Gilboa D, Garg Akhil, Shapiro M, Meseguer M, Amar Y, Lustgarten N, Desai N, Shavit T, Silva V, Papatheodorou A, Chatziparasidou A, Angras S, Lee J H, Thiel L, Curchoe C L, Tauber Y, Seidman D S
AIVF Ltd, Tel Aviv, Israel.
IVIRMA Valencia, Valencia, Spain.
Reprod Biol Endocrinol. 2025 Jan 31;23(1):16. doi: 10.1186/s12958-025-01351-w.
Artificial intelligence (AI) models analyzing embryo time-lapse images have been developed to predict the likelihood of pregnancy following in vitro fertilization (IVF). However, limited research exists on methods ensuring AI consistency and reliability in clinical settings during its development and validation process. We present a methodology for developing and validating an AI model across multiple datasets to demonstrate reliable performance in evaluating blastocyst-stage embryos.
This multicenter analysis utilizes time-lapse images, pregnancy outcomes, and morphologic annotations from embryos collected at 10 IVF clinics across 9 countries between 2018 and 2022. The four-step methodology for developing and evaluating the AI model include: (I) curating annotated datasets that represent the intended clinical use case; (II) developing and optimizing the AI model; (III) evaluating the AI's performance by assessing its discriminative power and associations with pregnancy probability across variable data; and (IV) ensuring interpretability and explainability by correlating AI scores with relevant morphologic features of embryo quality. Three datasets were used: the training and validation dataset (n = 16,935 embryos), the blind test dataset (n = 1,708 embryos; 3 clinics), and the independent dataset (n = 7,445 embryos; 7 clinics) derived from previously unseen clinic cohorts.

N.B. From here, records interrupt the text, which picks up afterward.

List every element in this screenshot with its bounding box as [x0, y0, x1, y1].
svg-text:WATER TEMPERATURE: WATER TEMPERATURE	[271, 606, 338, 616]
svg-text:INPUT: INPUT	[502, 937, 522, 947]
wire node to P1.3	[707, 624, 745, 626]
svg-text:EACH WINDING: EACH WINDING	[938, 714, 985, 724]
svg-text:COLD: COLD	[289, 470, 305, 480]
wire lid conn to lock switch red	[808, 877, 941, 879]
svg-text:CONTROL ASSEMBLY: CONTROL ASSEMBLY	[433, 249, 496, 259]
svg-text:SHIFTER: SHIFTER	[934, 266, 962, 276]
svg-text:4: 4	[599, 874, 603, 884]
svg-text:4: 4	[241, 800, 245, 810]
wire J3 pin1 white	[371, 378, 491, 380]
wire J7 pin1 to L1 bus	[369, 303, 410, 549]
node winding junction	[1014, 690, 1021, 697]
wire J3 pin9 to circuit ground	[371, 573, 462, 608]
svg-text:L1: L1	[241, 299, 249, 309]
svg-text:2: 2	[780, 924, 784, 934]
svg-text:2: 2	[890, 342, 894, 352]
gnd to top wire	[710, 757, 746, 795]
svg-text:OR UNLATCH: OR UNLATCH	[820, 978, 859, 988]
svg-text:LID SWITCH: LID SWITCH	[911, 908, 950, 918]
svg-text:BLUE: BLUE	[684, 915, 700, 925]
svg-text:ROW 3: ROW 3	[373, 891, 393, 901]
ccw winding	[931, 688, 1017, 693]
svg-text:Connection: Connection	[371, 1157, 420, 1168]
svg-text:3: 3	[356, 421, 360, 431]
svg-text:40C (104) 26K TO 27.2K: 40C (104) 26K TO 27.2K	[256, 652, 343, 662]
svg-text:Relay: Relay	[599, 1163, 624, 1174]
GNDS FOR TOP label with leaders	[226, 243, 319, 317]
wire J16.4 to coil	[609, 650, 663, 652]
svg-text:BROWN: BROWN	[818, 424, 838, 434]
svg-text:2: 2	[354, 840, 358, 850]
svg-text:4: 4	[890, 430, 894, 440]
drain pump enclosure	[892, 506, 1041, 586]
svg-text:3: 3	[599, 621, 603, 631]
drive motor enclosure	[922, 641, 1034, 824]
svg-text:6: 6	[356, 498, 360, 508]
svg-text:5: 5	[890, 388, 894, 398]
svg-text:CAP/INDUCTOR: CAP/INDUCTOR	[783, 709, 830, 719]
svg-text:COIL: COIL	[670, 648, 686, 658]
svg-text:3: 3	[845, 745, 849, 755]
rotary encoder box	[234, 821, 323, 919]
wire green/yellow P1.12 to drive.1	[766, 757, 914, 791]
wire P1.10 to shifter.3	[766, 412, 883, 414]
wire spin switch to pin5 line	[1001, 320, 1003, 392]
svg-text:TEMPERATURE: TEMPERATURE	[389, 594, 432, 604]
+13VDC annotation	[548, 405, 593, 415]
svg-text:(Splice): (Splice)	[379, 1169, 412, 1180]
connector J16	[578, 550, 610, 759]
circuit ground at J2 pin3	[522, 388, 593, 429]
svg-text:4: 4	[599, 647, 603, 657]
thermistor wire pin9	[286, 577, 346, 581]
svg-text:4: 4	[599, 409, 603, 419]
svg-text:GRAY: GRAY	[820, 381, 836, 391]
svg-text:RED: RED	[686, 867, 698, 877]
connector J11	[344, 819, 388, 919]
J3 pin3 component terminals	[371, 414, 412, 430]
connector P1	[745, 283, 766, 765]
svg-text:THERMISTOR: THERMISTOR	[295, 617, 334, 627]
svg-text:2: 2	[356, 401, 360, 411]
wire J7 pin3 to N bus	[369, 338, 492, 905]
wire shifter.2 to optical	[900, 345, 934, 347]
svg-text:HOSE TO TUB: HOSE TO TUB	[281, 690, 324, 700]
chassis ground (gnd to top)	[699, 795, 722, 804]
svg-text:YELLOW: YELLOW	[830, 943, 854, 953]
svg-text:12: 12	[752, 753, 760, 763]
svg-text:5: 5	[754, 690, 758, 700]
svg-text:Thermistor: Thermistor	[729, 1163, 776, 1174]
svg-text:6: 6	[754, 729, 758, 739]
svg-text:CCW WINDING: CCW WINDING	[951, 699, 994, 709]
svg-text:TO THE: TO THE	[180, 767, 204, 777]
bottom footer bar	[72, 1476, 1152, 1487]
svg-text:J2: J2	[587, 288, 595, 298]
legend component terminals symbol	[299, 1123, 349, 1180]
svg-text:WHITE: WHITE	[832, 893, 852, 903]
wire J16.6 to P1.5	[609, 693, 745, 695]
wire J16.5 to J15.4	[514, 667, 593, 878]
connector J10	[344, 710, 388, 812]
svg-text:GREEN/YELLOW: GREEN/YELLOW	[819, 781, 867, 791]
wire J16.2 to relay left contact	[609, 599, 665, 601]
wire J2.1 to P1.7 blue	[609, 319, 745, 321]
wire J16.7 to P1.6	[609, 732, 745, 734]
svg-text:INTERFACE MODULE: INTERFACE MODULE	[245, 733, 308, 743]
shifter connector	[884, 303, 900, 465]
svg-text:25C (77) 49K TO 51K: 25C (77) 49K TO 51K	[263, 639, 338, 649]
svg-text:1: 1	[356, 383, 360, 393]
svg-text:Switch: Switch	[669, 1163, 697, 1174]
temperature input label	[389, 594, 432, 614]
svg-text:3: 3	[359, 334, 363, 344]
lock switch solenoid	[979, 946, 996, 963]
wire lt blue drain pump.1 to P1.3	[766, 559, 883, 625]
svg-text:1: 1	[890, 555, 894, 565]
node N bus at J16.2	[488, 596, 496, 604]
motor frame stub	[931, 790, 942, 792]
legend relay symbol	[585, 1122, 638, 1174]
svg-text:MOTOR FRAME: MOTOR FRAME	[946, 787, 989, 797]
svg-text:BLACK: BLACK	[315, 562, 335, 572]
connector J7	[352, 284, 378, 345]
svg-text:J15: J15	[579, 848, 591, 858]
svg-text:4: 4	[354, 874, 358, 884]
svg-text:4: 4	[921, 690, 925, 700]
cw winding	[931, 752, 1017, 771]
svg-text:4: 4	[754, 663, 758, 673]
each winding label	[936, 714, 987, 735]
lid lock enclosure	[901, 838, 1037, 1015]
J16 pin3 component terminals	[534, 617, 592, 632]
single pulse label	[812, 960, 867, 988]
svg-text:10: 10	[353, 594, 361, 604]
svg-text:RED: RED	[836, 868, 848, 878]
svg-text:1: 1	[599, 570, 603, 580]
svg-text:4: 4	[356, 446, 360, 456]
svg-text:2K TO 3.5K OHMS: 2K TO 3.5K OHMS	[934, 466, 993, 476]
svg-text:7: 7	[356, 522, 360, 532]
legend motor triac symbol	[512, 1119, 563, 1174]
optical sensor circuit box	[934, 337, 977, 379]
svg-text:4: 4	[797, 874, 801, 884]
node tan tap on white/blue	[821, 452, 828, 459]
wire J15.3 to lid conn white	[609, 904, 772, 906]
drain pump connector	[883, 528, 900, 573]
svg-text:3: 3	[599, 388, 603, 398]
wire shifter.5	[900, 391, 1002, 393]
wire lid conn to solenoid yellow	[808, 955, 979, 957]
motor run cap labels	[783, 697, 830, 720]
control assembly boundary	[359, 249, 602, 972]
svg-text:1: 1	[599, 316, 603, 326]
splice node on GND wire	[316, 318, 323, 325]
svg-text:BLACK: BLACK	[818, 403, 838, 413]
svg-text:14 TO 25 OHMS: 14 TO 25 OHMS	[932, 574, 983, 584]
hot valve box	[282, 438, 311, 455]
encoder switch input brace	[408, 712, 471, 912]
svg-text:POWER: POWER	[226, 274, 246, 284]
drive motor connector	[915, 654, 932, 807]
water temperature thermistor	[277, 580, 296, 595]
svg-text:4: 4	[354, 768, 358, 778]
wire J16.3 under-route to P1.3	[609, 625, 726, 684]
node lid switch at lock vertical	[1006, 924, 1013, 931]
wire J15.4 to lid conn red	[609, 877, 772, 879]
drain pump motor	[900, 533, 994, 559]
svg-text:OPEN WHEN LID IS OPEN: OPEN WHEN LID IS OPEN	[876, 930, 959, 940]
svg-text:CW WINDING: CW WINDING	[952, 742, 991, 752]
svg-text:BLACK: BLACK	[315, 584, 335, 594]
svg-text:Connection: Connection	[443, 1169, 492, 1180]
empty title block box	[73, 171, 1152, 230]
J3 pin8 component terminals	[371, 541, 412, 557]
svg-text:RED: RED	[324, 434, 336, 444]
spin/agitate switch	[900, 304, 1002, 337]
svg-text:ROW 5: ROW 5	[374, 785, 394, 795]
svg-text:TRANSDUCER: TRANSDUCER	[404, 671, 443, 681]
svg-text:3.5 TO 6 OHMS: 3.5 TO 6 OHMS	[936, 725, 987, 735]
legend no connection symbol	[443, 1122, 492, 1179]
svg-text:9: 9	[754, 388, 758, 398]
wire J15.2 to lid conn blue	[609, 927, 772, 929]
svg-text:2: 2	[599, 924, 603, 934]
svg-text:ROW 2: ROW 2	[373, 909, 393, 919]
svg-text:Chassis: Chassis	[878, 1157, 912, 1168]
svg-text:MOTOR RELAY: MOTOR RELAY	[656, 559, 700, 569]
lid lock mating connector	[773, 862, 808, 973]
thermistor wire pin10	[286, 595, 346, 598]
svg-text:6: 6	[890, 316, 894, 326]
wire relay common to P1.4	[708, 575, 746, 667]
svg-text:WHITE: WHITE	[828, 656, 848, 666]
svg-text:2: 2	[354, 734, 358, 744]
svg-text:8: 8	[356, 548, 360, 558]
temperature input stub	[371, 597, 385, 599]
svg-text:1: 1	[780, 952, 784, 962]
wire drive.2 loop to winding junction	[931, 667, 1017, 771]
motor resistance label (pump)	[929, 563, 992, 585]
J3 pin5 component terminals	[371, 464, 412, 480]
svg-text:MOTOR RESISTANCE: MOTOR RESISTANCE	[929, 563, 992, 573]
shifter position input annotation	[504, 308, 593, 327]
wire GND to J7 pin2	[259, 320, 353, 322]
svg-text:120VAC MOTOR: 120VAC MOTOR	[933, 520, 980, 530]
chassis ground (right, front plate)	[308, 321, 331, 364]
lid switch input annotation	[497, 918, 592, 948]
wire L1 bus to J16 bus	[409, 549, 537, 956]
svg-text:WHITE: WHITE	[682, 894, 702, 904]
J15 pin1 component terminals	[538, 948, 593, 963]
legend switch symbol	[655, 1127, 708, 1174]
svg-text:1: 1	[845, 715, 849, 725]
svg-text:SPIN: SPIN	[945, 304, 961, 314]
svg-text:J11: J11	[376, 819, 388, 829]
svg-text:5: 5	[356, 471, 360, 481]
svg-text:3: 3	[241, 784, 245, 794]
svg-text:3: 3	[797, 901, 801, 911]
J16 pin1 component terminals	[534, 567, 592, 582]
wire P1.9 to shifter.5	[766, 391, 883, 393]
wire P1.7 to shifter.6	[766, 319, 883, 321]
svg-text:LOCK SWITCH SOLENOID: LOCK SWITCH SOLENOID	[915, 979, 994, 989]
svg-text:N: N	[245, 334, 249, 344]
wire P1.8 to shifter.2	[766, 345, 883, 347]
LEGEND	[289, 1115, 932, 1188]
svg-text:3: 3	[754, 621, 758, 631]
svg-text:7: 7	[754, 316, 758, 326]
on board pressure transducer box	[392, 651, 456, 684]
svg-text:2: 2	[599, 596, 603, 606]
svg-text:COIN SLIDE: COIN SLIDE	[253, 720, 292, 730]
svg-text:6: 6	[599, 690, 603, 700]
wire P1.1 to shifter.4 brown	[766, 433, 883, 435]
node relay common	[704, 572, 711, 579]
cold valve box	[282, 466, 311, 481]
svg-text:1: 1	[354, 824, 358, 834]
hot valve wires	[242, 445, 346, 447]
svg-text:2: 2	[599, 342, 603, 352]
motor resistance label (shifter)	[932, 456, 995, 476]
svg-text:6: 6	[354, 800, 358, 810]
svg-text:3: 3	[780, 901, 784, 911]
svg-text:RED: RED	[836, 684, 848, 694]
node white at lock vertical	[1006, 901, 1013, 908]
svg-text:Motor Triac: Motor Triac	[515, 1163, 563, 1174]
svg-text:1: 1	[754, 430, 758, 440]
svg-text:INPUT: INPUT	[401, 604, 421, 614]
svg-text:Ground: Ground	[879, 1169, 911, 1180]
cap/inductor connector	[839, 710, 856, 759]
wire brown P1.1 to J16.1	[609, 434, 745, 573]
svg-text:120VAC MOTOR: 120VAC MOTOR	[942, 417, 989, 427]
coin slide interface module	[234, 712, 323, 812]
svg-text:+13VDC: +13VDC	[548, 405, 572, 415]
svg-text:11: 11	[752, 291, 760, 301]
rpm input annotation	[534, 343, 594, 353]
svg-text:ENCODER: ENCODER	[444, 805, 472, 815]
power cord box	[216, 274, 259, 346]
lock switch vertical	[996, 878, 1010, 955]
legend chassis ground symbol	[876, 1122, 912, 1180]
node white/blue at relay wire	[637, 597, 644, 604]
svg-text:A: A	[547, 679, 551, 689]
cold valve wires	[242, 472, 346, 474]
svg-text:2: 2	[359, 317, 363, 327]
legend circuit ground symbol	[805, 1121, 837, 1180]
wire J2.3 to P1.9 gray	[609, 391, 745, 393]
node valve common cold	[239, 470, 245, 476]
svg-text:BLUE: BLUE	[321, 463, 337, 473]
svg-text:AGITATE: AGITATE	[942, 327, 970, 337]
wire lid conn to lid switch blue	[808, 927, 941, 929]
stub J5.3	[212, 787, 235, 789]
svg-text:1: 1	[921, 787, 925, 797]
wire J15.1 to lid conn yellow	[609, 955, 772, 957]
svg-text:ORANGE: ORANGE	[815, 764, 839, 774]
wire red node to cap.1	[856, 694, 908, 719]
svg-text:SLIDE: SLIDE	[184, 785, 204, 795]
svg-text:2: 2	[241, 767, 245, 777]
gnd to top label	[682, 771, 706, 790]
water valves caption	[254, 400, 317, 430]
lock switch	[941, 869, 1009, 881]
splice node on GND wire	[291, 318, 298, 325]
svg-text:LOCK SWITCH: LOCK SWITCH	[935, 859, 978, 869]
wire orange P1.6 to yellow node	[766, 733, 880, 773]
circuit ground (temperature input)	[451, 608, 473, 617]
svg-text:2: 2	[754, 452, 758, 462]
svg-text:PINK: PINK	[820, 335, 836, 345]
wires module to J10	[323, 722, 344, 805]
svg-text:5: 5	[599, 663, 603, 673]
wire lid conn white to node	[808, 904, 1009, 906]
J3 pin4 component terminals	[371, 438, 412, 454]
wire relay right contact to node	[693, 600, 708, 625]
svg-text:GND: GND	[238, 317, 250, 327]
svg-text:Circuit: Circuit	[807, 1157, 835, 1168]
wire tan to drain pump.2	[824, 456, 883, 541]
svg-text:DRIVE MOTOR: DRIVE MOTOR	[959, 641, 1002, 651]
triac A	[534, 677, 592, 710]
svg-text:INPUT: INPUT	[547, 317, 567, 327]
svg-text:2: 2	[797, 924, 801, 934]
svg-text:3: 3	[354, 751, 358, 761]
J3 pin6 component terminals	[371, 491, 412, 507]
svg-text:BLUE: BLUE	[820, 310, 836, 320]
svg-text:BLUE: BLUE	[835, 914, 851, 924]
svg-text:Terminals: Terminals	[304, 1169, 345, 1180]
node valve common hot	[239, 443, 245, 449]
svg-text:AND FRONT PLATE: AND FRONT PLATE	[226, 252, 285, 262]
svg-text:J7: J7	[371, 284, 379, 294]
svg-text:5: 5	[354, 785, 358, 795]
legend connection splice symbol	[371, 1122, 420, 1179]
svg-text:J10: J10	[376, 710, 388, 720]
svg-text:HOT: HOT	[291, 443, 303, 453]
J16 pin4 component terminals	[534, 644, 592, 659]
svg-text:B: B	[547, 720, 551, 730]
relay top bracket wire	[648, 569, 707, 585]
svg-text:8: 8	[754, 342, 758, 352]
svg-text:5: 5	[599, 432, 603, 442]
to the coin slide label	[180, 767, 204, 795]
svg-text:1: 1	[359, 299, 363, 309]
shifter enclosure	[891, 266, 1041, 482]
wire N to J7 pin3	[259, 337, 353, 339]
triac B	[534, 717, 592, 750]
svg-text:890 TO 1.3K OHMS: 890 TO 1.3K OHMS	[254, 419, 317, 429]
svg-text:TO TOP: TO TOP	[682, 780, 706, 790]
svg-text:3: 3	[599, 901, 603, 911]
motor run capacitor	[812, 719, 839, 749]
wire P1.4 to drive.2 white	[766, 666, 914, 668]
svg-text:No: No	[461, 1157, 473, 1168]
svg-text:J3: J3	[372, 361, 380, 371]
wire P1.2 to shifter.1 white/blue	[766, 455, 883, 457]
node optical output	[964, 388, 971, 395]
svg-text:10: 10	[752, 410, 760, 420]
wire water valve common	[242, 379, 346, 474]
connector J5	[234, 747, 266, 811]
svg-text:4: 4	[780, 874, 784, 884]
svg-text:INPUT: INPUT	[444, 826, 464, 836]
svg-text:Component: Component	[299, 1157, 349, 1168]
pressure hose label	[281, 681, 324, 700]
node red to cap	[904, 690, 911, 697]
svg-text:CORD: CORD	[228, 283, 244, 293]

The AI was designed as a deep learning classifier ranking embryos by score according to their likelihood of clinical pregnancy. Higher AI score brackets were associated with increased fetal heartbeat (FH) likelihood across all evaluated datasets, showing a trend of increasing odds ratios (OR). The highest OR was observed in the top G4 bracket (test dataset G4 score ≥ 7.5: OR 3.84; independent dataset G4 score ≥ 7.5: OR 4.01), while the lowest was in the G1 bracket (test dataset G1 score < 4.0: OR 0.40; independent dataset G1 score < 4.0: OR 0.45). AI score brackets G2, G3, and G4 displayed OR values above 1.0 (P < 0.05), indicating linear associations with FH likelihood. Average AI scores were consistently higher for FH-positive than for FH-negative embryos within each age subgroup. Positive correlations were also observed between AI scores and key morphologic parameters used to predict embryo quality.
Strong AI performance across multiple datasets demonstrates the value of our four-step methodology in developing and validating the AI as a reliable adjunct to embryo evaluation.
已经开发出分析胚胎延时图像的人工智能(AI)模型,以预测体外受精(IVF)后怀孕的可能性。然而,在其开发和验证过程中,关于确保AI在临床环境中的一致性和可靠性的方法的研究有限。我们提出了一种在多个数据集上开发和验证AI模型的方法,以证明其在评估囊胚期胚胎方面的可靠性能。
这项多中心分析利用了2018年至2022年间在9个国家的10家IVF诊所收集的胚胎的延时图像、妊娠结局和形态学注释。开发和评估AI模型的四步方法包括:(I)策划代表预期临床用例的注释数据集;(II)开发和优化AI模型;(III)通过评估其辨别力以及与可变数据中妊娠概率的关联来评估AI的性能;(IV)通过将AI分数与胚胎质量的相关形态学特征相关联来确保可解释性。使用了三个数据集:训练和验证数据集(n = 16,935个胚胎)、盲测数据集(n = 1,708个胚胎;3家诊所)和独立数据集(n = 7,445个胚胎;7家诊所),这些数据集来自以前未见过的临床队列。
AI被设计为一个深度学习分类器,根据胚胎临床妊娠的可能性按分数对其进行排名。在所有评估的数据集中,较高的AI分数区间与胎儿心跳(FH)可能性增加相关,显示出优势比(OR)增加的趋势。在最高的G4区间观察到最高的OR(测试数据集G4分数≥7.5:OR 3.84;独立数据集G4分数≥7.5:OR 4.01),而最低的在G1区间(测试数据集G1分数<4.0:OR 0.40;独立数据集G1分数<4.0:OR 0.45)。AI分数区间G2、G3和G4显示OR值高于1.0(P<0.05),表明与FH可能性呈线性关联。在每个年龄亚组中,FH阳性胚胎的平均AI分数始终高于FH阴性胚胎。在AI分数与用于预测胚胎质量的关键形态学参数之间也观察到正相关。
在多个数据集上强大的AI性能证明了我们的四步方法在开发和验证AI作为胚胎评估的可靠辅助工具方面的价值。